Il s’agissait d’un Modèle B de chez Porf & Co®, le célèbre industriel nain. Le modèle le plus courant. B comme boule, sans doute, car le véhicule vert sombre évoquait une citrouille pas mûre montée sur quatre larges roues de bois cerclées de fer, avec au cul un moteur conique tout en cuivre et de cuir lacé. Une courte et étroite cheminée pointait vers le ciel, crachant par bouffées, moderne oriflamme, une fine fumée blanche. L’habitacle, coupole de verre, était une bulle spacieuse où un quatuor de jeunes gens bien mis riaient aux éclats dans les cahots.
      
Ainsi, dès mes premiers pas, mes yeux n’ont pas cessé de s’écarquiller devant la fantaisie du décor, et de ses habitants ; nains, farfadets, gobelins, orques, Leprechauns, mais aussi humains je vous rassure, sans quoi je n’aurais pas pu me fondre dans la foule ;)
Bon, vous voyez l’idée ? Toute une mixité savamment orchestrée et sacrément pittoresque, croyez-moi !
Je vous passe les détails de mon aventure, à vous d’avoir le plaisir de la découvrir ! Sachez seulement qu’elle ne fut pas de tout repos puisque d’entrée je me suis retrouvée témoin d’un attentat qui n’était malheureusement pas le premier semble-t-il, me propulsant avec beaucoup d’impatience, au sein de l’enquête de nos deux compères pris dans la tourmente eux aussi.

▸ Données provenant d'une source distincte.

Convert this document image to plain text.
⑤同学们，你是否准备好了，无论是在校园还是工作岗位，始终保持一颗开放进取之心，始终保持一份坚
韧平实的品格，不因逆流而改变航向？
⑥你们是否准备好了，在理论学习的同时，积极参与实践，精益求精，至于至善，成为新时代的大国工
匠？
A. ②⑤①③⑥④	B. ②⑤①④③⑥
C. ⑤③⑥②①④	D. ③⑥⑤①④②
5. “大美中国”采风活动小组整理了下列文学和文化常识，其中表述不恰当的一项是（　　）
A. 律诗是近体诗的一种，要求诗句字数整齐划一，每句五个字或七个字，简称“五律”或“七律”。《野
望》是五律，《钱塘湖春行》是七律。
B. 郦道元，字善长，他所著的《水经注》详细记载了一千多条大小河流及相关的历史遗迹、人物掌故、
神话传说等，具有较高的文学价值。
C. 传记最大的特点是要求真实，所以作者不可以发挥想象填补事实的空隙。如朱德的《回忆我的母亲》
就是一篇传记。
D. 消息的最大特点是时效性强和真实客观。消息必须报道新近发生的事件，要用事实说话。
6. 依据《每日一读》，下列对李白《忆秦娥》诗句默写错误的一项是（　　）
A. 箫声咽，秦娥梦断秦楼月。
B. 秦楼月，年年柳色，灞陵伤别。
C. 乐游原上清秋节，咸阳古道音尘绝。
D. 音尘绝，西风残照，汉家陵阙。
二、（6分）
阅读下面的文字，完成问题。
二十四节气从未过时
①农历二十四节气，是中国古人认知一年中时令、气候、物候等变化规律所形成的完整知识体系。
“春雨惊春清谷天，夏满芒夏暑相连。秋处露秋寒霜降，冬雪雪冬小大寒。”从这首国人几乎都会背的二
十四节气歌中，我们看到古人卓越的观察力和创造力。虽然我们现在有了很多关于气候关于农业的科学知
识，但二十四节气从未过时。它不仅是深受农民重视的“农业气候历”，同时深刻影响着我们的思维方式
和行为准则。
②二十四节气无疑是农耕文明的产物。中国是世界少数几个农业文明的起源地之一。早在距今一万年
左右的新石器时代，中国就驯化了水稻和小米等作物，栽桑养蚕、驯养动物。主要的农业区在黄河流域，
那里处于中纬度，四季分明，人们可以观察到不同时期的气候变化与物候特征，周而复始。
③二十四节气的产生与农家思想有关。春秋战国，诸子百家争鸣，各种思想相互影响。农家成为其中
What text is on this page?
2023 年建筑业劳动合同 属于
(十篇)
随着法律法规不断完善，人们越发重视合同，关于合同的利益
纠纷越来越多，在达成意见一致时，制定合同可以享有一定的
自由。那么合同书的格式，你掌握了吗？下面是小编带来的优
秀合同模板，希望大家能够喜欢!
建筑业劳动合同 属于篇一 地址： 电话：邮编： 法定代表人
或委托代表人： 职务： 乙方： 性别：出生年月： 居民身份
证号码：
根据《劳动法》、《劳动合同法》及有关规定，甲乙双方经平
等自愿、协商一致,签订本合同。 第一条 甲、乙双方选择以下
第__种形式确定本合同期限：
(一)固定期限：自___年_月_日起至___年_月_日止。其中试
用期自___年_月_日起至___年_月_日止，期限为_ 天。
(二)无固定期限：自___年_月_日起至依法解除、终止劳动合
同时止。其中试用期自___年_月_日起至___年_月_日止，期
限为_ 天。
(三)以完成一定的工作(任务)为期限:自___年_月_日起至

Si je devais faire part d’une toute petite réserve, ce serait sur le personnage de Sylvo Sylvain lui-même. C’est un peu difficile à expliquer mais je ne l’ai pas trouvé attachant contrairement aux autres personnages qui sont extras, surtout Pixel évidemment. J’ai trouvé que Sylvo manquait de chaleur, qu’il était un peu superficiel, et que sa personnalité nous échappait beaucoup trop pour le rendre vraiment captivant. Sans doute la connaissance de son passé m’aidera à mieux le cerner, mais à la fin de ce premier tome ce n’est pas le cas puisque l’auteur a fait le choix de nous faire languir en apportant les pièces du puzzle au compte-gouttes... Choix assez judicieux pour préserver le mystère !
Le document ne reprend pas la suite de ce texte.